Sriwijaya menjadi simbol kebesaran Sumatra awal, dan kerajaan besar yang dapat mengimbangi Majapahit di timur. Pada abad ke-20, kedua kerajaan tersebut menjadi referensi oleh kaum nasionalis untuk menunjukkan bahwa Indonesia merupakan satu kesatuan negara sebelelum kolonialisme Belanda.
Sriwijaya disebut dengan berbagai macam nama. Orang Tionghoa menyebutnya Sanfotsi atau San Fo Qi. Dalam bahasa Sansekerta dan Pali, kerajaan Sriwijaya disebut Yavadesh dan Javadeh. Bangsa Arab menyebutnya Zabag dan Khmer yang berarti Melayu. Banyaknya nama merupakan alasan lain mengapa Sriwijaya sangat sulit ditemukan.

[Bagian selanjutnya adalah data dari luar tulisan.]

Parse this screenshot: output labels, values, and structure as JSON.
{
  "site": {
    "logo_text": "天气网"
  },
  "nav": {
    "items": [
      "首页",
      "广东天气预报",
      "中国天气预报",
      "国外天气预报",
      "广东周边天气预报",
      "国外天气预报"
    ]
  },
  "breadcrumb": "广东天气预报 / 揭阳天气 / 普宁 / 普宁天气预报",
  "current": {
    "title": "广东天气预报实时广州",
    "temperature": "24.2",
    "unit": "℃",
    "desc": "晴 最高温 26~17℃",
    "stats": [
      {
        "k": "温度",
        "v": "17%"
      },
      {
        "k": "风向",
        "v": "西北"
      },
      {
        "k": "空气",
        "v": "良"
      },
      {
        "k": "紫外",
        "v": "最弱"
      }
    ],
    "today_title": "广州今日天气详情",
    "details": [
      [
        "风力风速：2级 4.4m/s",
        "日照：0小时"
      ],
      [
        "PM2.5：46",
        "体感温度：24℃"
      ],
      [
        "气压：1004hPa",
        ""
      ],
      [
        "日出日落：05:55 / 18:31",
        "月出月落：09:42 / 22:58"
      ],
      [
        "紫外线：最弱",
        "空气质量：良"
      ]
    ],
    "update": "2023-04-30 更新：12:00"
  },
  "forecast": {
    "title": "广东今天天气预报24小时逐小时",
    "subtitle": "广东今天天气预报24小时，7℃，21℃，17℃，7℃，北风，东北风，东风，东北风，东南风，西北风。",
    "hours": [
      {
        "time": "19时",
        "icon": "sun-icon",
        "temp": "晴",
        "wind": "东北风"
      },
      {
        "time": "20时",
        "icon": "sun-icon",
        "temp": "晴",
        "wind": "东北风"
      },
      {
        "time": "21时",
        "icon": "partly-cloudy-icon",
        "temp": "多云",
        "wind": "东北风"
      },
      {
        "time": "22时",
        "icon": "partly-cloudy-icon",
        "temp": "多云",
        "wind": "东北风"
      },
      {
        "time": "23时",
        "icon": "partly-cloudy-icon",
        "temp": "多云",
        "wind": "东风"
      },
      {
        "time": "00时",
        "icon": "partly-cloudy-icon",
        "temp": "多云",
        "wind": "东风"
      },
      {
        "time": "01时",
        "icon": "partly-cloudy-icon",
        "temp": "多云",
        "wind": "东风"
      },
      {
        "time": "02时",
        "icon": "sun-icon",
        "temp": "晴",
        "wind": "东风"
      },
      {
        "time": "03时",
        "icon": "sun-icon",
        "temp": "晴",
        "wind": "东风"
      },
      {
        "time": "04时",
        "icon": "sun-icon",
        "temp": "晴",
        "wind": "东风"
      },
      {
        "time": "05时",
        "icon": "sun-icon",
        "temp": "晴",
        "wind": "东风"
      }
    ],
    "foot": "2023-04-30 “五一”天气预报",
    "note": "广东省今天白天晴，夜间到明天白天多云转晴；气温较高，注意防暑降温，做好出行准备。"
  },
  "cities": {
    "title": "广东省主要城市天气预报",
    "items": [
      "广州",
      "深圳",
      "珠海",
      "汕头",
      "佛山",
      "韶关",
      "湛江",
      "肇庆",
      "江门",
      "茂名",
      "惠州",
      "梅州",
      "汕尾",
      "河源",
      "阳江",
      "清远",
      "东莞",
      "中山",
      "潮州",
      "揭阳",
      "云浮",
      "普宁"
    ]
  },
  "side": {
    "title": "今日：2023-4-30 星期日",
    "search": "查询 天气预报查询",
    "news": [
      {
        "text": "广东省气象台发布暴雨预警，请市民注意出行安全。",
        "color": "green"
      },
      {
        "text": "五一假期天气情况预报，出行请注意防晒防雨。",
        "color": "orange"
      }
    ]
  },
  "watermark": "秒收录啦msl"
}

Berikut ini adalah beberapa sumber sejarah yang diketahui berkaitan dengan Sriwijaya:
Pembentukan dan pertumbuhan
Peta pengaruh Sriwijaya di abad ke-10
Tidak banyak bukti fisik mengenai Sriwijaya yang dapat ditemukan. Menurut Prasasti Kedukan Bukit, kekaisaran Sriwijaya didirikan oleh Dapunta Hyang Çri Yacanaca (Dapunta Hyang Sri Jayanasa). Ia memimpin 20.000 tentara (terutama tentara darat dan beberapa ratus kapal) dari Minanga Tamwan ke Palembang, Jambi, dan Bengkulu.
Kerajaan ini adalah pusat perdagangan dan merupakan negara maritim. Negara ini tidak memperluas kekuasaannya diluar wilayah kepulauan Asia Tenggara, dengan pengecualian berkontribusi untuk populasi Madagaskar sejauh 3.300 mil di barat. Sekitar tahun 500, akar Sriwijaya mulai berkembang di wilayah sekitar Palembang, Sumatra. Kerajaan ini terdiri atas tiga zona utama - daerah ibukota muara yang berpusatkan Palembang, lembah Sungai Musi yang berfungsi sebagai daerah pendukung dan daerah-daerah muara saingan yang mampu menjadi pusat kekuasan saingan. Wilayah hulu sungai Musi kaya akan berbagai komoditas yang berharga untuk pedagang Tiongkok.
Pada tahun 680 di bawah kepemimpinan Jayanasa, Kerajaan Melayu takluk di bawah kekuasaan Sriwijaya. Penguasaan atas Melayu yang kaya emas telah meningkatkan prestise kerajaan. Di akhir abad ke-8 beberapa kerajaan di Jawa, antara lain Tarumanegara dan Holing berada di bawah pengaruh Sriwijaya. Menurut catatan, pada masa ini pula wangsa Budha Sailendra di Jawa Tengah berada di bawah dominasi Sriwijaya. Berdasarkan prasasti Kota Kapur, menguasai bagian selatan Sumatera hingga Lampung, mengontrol perdagangan di Selat Malaka, Laut China Selatan, Laut Jawa, dan Selat Karimata. Di abad ini pula, Langkasuka di semenanjung Melayu menjadi bagian kerajaan. Di masa berikutnya, Pan Pan dan Trambralinga, yang terletak di sebelah utara Langkasuka, juga berada di bawah pengaruh Sriwijaya.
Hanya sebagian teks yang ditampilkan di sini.